Compressors and the compressed air they generate are used in a multitude of applications. However, the fact that compressor exhaust heat can be harnessed often remains forgotten.
Up to 96% of the drive energy supplied to a compressor is available for reuse and this is referred to as “heat recovery”. Heat recovery not only saves energy and costs, but also reduces the operator’s CO² footprint.
Of course, this heat could simply be conveyed away. However, there are plenty of ways to make use of this readily available energy source that occurs as a by-product of the compression process. The simplest and most efficient method is to use the compressor exhaust heat directly, e.g. for heating adjoining rooms or spaces.
Here, instead of discharging hot air from the compressed air station outside, an air ducting system directs it to neighbouring warehouses or workshops. When no hot air is required, the heated exhaust air is simply conveyed outdoors by means of a flap or louvre. A thermostatically controlled louvre enables hot air to be provided as and when required in order to maintain a constant temperature.
In addition to providing full or supplementary heating for operating spaces, hot compressor exhaust air can be used to support applications such as drying processes, generating hot air curtains or preheating burner air for heating systems. The corresponding investment costs can often be amortised within a period of one year.
Compressor exhaust heat can also be used to supply existing hot water heating and service water systems; depending on the available storage capacity, water temperatures of over 70ºC can be generated.
There are several ways to achieve this. The most cost-effective method is to use a plate-type heat exchanger integrated into the compressor, which is connected to the compressor cooling fluid circuit and transfers energy from the heated cooling fluid to the water that requires heating. Depending on whether the hot water is required for particularly sensitive production or cleaning processes, for showering and washing, or for general heating systems, special safety heat exchangers or conventional plate-type heat exchangers may be used.
These enable 70 – 80% of the installed compressor output to be used for heating purposes without the need for any additional expenditure on energy. This variant of heat recovery is also possible with primary water-cooled rotary screw compressors. Heat recovery is principally worthwhile when the compressors in question feature a power output of at least 5.5 kW.
Establishing actual requirement
Since very few operators know their exact air demand, it is worth conducting a compressed air audit before installing a compressor system. Performed using state-of-the-art analysis tools such as the ADA/KESS (Air Demand Analysis/Kaeser Energy Saving System), this audit can determine the precise demand data for a project. This data can then be used to determine the planning steps for the air station operator, as well as the investment costs and potential for energy savings.
In the case of a completely new installation, optimised solutions are devised and suggested from the outset so that the operator can compare independently between different system variants and select the most cost-efficient choice.
Where building management systems are used, it is recommended to conduct a thermal audit in conjunction with the compressed air audit so that the heat balance can be determined in parallel with the air consumption. This allows thermal data such as temperature flow and return to be investigated in addition to compressed air data such as volume, pressure and required air quality.

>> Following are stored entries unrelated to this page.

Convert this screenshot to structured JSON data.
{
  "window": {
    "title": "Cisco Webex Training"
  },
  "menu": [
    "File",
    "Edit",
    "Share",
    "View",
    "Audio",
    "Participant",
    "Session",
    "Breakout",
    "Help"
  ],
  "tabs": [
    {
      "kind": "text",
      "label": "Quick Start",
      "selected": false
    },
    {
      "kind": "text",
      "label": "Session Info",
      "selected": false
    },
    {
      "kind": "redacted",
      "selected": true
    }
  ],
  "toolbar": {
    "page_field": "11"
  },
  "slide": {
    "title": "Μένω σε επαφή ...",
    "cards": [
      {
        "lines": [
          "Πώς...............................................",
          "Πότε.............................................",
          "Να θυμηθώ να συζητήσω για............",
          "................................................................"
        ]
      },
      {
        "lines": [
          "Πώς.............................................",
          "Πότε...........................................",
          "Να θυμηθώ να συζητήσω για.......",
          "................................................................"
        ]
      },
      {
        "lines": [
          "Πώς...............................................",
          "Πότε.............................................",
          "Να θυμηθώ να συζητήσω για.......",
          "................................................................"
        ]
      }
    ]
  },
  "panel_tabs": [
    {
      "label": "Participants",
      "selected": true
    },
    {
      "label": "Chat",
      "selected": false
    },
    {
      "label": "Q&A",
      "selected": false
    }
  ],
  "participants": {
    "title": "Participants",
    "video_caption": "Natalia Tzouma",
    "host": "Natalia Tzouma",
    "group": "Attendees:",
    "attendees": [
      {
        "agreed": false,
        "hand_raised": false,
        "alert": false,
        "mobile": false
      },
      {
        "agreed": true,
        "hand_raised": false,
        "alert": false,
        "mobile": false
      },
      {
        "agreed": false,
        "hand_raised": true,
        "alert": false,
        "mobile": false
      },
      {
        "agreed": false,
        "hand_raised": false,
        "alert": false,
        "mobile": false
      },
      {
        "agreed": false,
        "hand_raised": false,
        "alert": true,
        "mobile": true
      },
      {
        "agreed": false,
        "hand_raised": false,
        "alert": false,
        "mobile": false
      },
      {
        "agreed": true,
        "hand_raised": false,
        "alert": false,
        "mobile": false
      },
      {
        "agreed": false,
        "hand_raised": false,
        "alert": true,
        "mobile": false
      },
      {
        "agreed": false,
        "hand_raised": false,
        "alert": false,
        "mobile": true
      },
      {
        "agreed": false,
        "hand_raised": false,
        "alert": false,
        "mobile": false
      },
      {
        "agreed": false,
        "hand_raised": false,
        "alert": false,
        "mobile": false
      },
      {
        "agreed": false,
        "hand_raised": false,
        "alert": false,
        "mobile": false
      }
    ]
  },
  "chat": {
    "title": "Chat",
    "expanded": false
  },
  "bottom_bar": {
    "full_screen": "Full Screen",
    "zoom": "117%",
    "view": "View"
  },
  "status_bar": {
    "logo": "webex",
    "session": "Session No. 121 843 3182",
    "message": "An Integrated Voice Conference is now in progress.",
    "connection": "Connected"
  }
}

Once these details are established, it can be determined what percentage of the compressor exhaust heat can be absorbed into the normal heat requirement of the project. This in turn allows the size of the storage vessel and the required temperature to be calculated. In the best-case scenario, 96% of the heat output can be used.
What to consider:
A few points must be taken into account when planning or optimising a compressed air station. For example, compressors and heating systems should not be placed in the same room, since optimal use of these requires different room climate conditions and the compressor must not be permitted to draw in dangerous admixtures.
The compressor room needs to be well ventilated; the room for the heating system does not. In an ideal world, the two rooms would be separate but situated near to one another, so that the ducting route between compressors and heating system can be as short as possible.
Since the volume of accumulating heat and the heat requirement are rarely identical, it is important to ensure that there is sufficient thermal storage potential in the form of large vessels. This guarantees optimum supply when generation and consumption volumes differ.
Air- or water-cooled compressors?
Once the design has been decided, it is vital to select the correct compressors. In general, two different cooling methods are available for compressors: air cooling and water cooling.
In the case of the former, air ducts with thermostatically controlled flaps convey the hot exhaust air directly from the compressors to the neighbouring operating spaces. To minimise heat losses, the distance the exhaust air needs to travel from the compressor to the point of use should not be too far.
Even if it is not required year-round, heat recovery with this type of system pays dividends: the required investment for heat recovery is relatively low and can usually be amortised within just a year. Systems equipped with additional hot water heat recovery can supply water at temperatures up to 70ºC throughout the year, and even higher if needed.
In the case of water-cooled compressors, the user-end requirements and cooling water costs also play an important role; in principle, however, heat recovery as described above can also be achieved here by means of a second connected circuit.
In summary, heat recovery can significantly increase the efficiency of a compressed air system and reduce environmental damage by preventing emissions of greenhouse gas.